//Zmiany na rogu Banacha i Grójeckiej

Zmiany na rogu Banacha i Grójeckiej


Już wkrótce bazarek przemysłowy zostanie zastąpiony rozległym budynkiem mieszkalnym. Na jego parterze będzie znajdować się hala, w której miejsce znajdą m.in. kupcy z dotychczasowego bazarku.

W ostatni wtorek plany dotyczące tej inwestycji przedstawił przedstawiciel inwestora, czyli prezes Towarzystwa Budownictwa Społecznego (TBS Południe) na komisji przestrzennej Rady Dzielnicy. Co wiemy?

1. W budynku będzie 195 mieszkań. Parking podziemny (jeden poziom) zapewni 76 miejsc postojowych dla mieszkańców, będzie też 19 miejsc naziemnych (oraz dodatkowe miejsca związane z lokalami użytkowymi).

2. Cały parter będzie użytkowy. Nie będzie tam jednak banków, sieciowych marketów itp. Zasadniczo będzie tam kontynuowana sprzedaż z dotychczasowego targowiska (szczegóły są jeszcze uzgadniane). Na czas inwestycji kupcy przeniosą się na tymczasowy bazarek przy Skorochód-Majewskiego (ten sam, gdzie wcześniej byli kupcy ze spożywczej części bazaru).

3. Na terenie budynku (zgodnie z zapisami planu miejscowego) znajdzie się przestrzeń na Muzeum Ochoty.

4. Inwestycja uzyskała już pozwolenie na budowę, a prace mają zacząć się w IV kwartale 2018 roku. Szacowany czas budowy to od 18 do 24 miesięcy.

Inwestycję ogólnie oceniamy pozytywnie jako rozsądne uzupełnienie dotychczasowej zabudowy. Dobrze, że nowe budynki powstają blisko centrum, a nie tylko na obrzeżach lub pod Warszawą.

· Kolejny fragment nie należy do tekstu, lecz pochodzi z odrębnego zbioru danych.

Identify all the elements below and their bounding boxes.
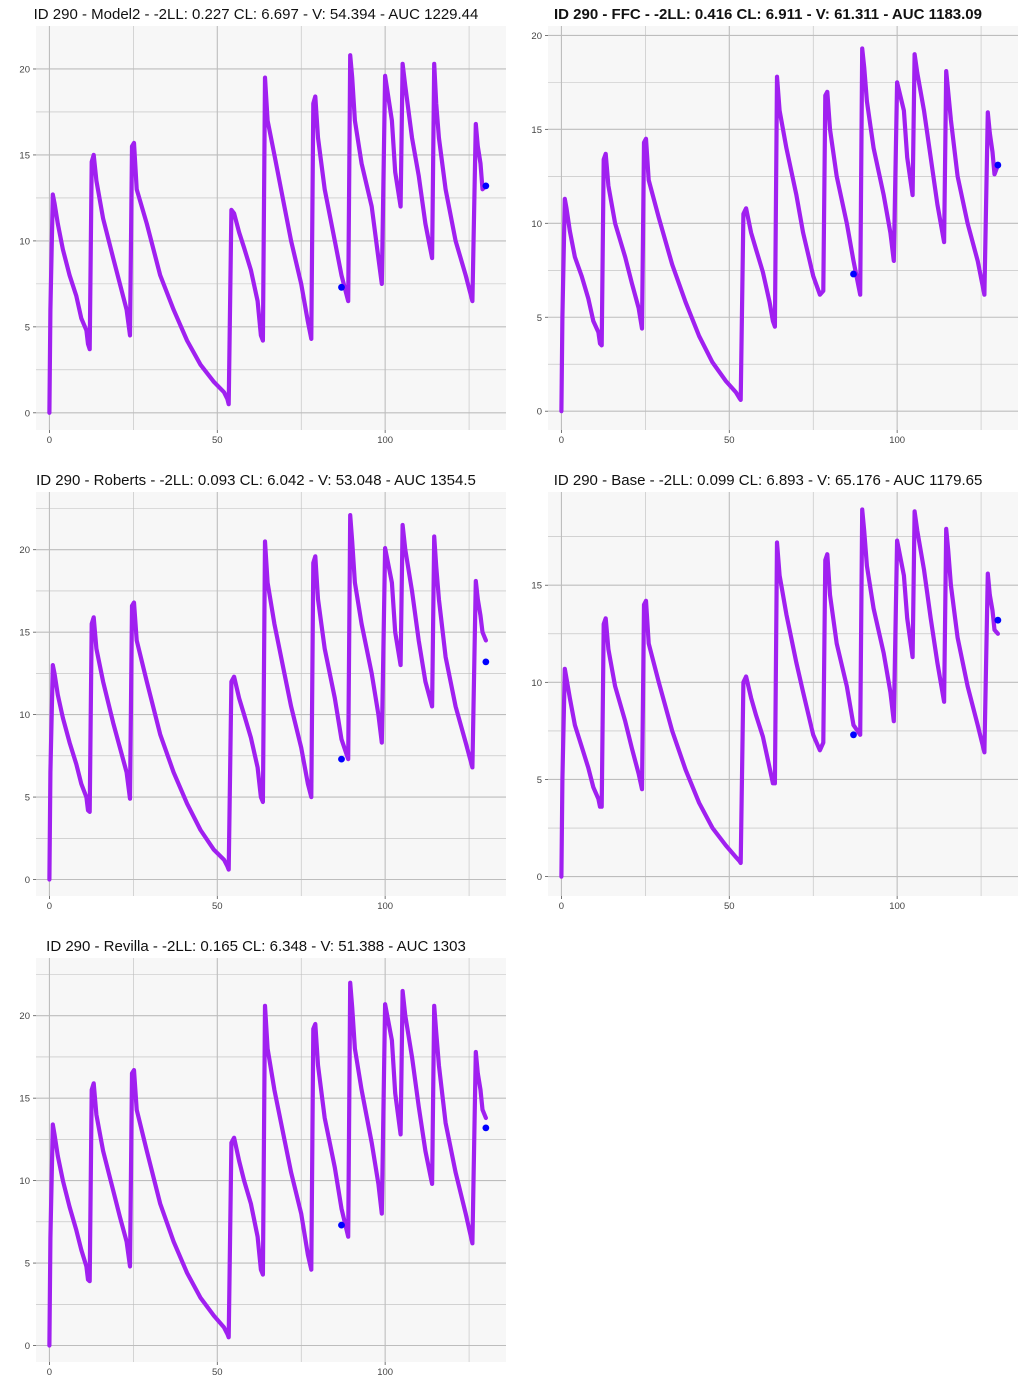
y-tick-label: 15 <box>19 150 30 161</box>
chart-panel-revilla: ID 290 - Revilla - -2LL: 0.165 CL: 6.348… <box>0 932 512 1398</box>
chart-svg: ID 290 - Model2 - -2LL: 0.227 CL: 6.697 … <box>19 6 506 446</box>
y-tick-label: 5 <box>25 322 30 333</box>
y-tick-label: 5 <box>537 313 542 324</box>
x-tick-label: 100 <box>889 901 905 912</box>
y-tick-label: 0 <box>25 408 30 419</box>
chart-title: ID 290 - Base - -2LL: 0.099 CL: 6.893 - … <box>554 472 983 489</box>
chart-panel-model2: ID 290 - Model2 - -2LL: 0.227 CL: 6.697 … <box>0 0 512 466</box>
y-tick-label: 15 <box>19 628 30 639</box>
chart-svg: ID 290 - Roberts - -2LL: 0.093 CL: 6.042… <box>19 472 506 912</box>
y-tick-label: 5 <box>537 775 542 786</box>
y-tick-label: 5 <box>25 793 30 804</box>
y-tick-label: 5 <box>25 1259 30 1270</box>
y-tick-label: 10 <box>531 219 542 230</box>
chart-panel-ffc: ID 290 - FFC - -2LL: 0.416 CL: 6.911 - V… <box>512 0 1024 466</box>
chart-svg: ID 290 - FFC - -2LL: 0.416 CL: 6.911 - V… <box>531 6 1018 446</box>
y-tick-label: 15 <box>531 125 542 136</box>
observed-point <box>994 161 1002 169</box>
x-tick-label: 0 <box>47 1367 52 1378</box>
observed-point <box>338 755 345 763</box>
chart-svg: ID 290 - Base - -2LL: 0.099 CL: 6.893 - … <box>531 472 1018 912</box>
x-tick-label: 0 <box>559 901 564 912</box>
y-tick-label: 15 <box>19 1094 30 1105</box>
observed-point <box>850 270 857 278</box>
series-line-prediction <box>559 46 1000 414</box>
y-tick-label: 10 <box>531 678 542 689</box>
x-tick-label: 50 <box>212 1367 223 1378</box>
chart-title: ID 290 - Model2 - -2LL: 0.227 CL: 6.697 … <box>34 6 479 23</box>
y-tick-label: 20 <box>19 1011 30 1022</box>
observed-point <box>482 182 490 190</box>
y-tick-label: 15 <box>531 581 542 592</box>
chart-title: ID 290 - Roberts - -2LL: 0.093 CL: 6.042… <box>36 472 476 489</box>
y-tick-label: 20 <box>19 545 30 556</box>
y-tick-label: 20 <box>19 64 30 75</box>
observed-point <box>482 658 490 666</box>
observed-point <box>482 1124 490 1132</box>
x-tick-label: 50 <box>212 901 223 912</box>
y-tick-label: 0 <box>537 872 542 883</box>
x-tick-label: 100 <box>377 1367 393 1378</box>
chart-title: ID 290 - FFC - -2LL: 0.416 CL: 6.911 - V… <box>554 6 982 23</box>
chart-title: ID 290 - Revilla - -2LL: 0.165 CL: 6.348… <box>46 938 466 955</box>
y-tick-label: 0 <box>537 407 542 418</box>
x-tick-label: 100 <box>377 901 393 912</box>
observed-point <box>338 1221 345 1229</box>
observed-point <box>850 731 857 739</box>
series-line-prediction <box>47 980 488 1348</box>
x-tick-label: 50 <box>724 435 735 446</box>
y-tick-label: 10 <box>19 1176 30 1187</box>
x-tick-label: 100 <box>377 435 393 446</box>
chart-panel-base: ID 290 - Base - -2LL: 0.099 CL: 6.893 - … <box>512 466 1024 932</box>
observed-point <box>994 616 1002 624</box>
chart-panel-roberts: ID 290 - Roberts - -2LL: 0.093 CL: 6.042… <box>0 466 512 932</box>
x-tick-label: 0 <box>559 435 564 446</box>
series-line-prediction <box>47 512 488 882</box>
y-tick-label: 20 <box>531 31 542 42</box>
y-tick-label: 10 <box>19 236 30 247</box>
x-tick-label: 0 <box>47 435 52 446</box>
chart-svg: ID 290 - Revilla - -2LL: 0.165 CL: 6.348… <box>19 938 506 1378</box>
x-tick-label: 100 <box>889 435 905 446</box>
x-tick-label: 50 <box>724 901 735 912</box>
series-line-prediction <box>47 53 488 415</box>
observed-point <box>338 283 345 291</box>
series-line-prediction <box>559 507 1000 879</box>
y-tick-label: 0 <box>25 1341 30 1352</box>
y-tick-label: 0 <box>25 875 30 886</box>
y-tick-label: 10 <box>19 710 30 721</box>
plot-background <box>548 492 1018 896</box>
x-tick-label: 50 <box>212 435 223 446</box>
x-tick-label: 0 <box>47 901 52 912</box>
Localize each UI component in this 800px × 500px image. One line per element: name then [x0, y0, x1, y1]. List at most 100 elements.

Co nas niepokoi? Między Grójecką a budynkiem powstanie obszerny plac zgodnie z planem miejscowym (budynek będzie stał dalej niż obecna granica bazaru). Niestety… wg obecny planów będzie to betonowa przestrzeń! Mimo że plan miejscowy przewiduje tam szpaler drzew, wg obecnych projektów będą tam zachowane trzy drzewa i żadne (!) nie będzie posadzone. TBS tłumaczy, że nie mogą inwestować w zieleń poza terenem swojej działki i że to teren Zarządu Dróg Miejskich. A ZDM… jak na razie nie ma nic przeciwko betonowemu placowi i nie zaplanował tam zieleni. Czy grozi nam casus Świętokrzyskiej, gdzie drzewa dosadzano dużym kosztem parę lat po zabetonowaniu ulicy? Czy może ten narożnik Grójeckiej i Banacha już na zawsze pozostanie betonowo-asfaltowy?!